Judas calló un instante, suspiró y sus heridas se reabrieron y sangraron. Los viejecitos volvieron a formar un apretado racimo y agacharon la cabeza intentando recordar aquella época pasada para revivir.

Una lágrima brotó de los ojos de Judas, pero éste la aplastó con cólera. Su corazón no se había vaciado y continuó vociferando:

– «Soy el cordero de Dios -balabas- y me haré degollar para salvar al mundo… Hermano Judas, no tengas miedo, la muerte es la puerta de la inmortalidad. ¡Debo pasar por esa puerta y te pido que me ayudes!” Y yo te amaba tanto, yo tenía tal confianza en ti que asentí y acudí a traicionarte… Y tú… tú…

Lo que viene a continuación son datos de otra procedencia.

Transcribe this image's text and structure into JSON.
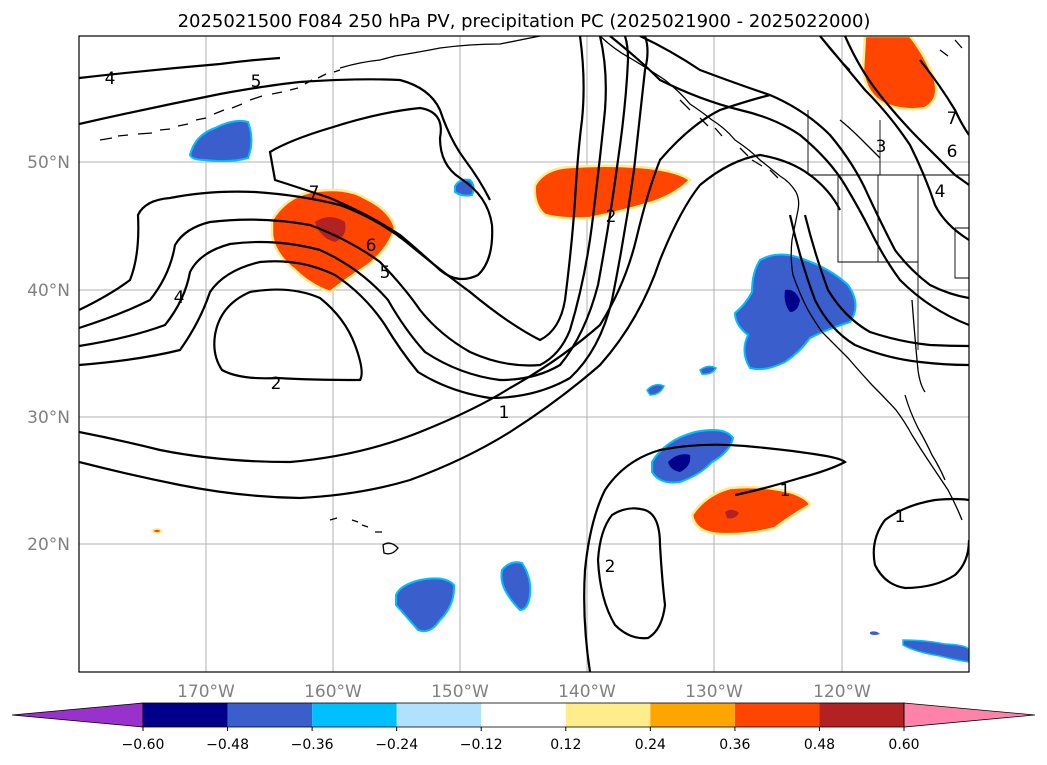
{
  "title": "2025021500 F084 250 hPa PV, precipitation PC (2025021900 - 2025022000)",
  "lon_ticks": [
    "170°W",
    "160°W",
    "150°W",
    "140°W",
    "130°W",
    "120°W"
  ],
  "lat_ticks": [
    "50°N",
    "40°N",
    "30°N",
    "20°N"
  ],
  "colorbar": {
    "ticks": [
      "−0.60",
      "−0.48",
      "−0.36",
      "−0.24",
      "−0.12",
      "0.12",
      "0.24",
      "0.36",
      "0.48",
      "0.60"
    ],
    "colors": [
      "#9932cc",
      "#00008b",
      "#3a5fcd",
      "#00bfff",
      "#b0e2ff",
      "#ffffff",
      "#ffec8b",
      "#ffa500",
      "#ff4500",
      "#b22222",
      "#ff82ab"
    ]
  },
  "pv_contour_labels": [
    "4",
    "5",
    "7",
    "6",
    "5",
    "4",
    "2",
    "2",
    "1",
    "3",
    "7",
    "6",
    "4",
    "1",
    "2",
    "1"
  ],
  "chart_data": {
    "type": "map",
    "map_extent_lon": [
      -180,
      -110
    ],
    "map_extent_lat": [
      10,
      60
    ],
    "fields": [
      "250 hPa PV (contours)",
      "precipitation PC (shaded)"
    ],
    "colorbar_levels": [
      -0.6,
      -0.48,
      -0.36,
      -0.24,
      -0.12,
      0.12,
      0.24,
      0.36,
      0.48,
      0.6
    ],
    "colorbar_extend": "both"
  }
}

Salió espuma de sus labios, cogió a Jesús por el hombro, lo sacudió violentamente y lo arrinconó contra la pared. Volvió a rugir:

– ¿Qué haces aquí? ¿Por qué no has sido crucificado? ¡Cobarde, desertor, traidor! ¿Esto es todo lo que has hecho? ¿No tienes vergüenza? Alzo el puño y te pregunto: ¿Por qué, por qué no fuiste crucificado?

– ¡Cállate! ¡Cállate! -suplicó Jesús. Comenzó a manar sangre de sus cinco llagas.

Pedro intervino de nuevo:

– Judas Iscariote -dijo-, ¿no tienes piedad? ¿No ves sus pies? ¿No ves sus manos? Pon tu mano en su costado si no lo crees; mana sangre.

Pero Judas hizo una mueca irónica, escupió y gritó:

– ¡Eh, hijo del carpintero! ¡A mí no me engañas con trucos! De noche fue tu Ángel de la guarda…

Jesús se sobresaltó:

– ¿Mi Ángel de la guarda? -murmuró, estremeciéndose.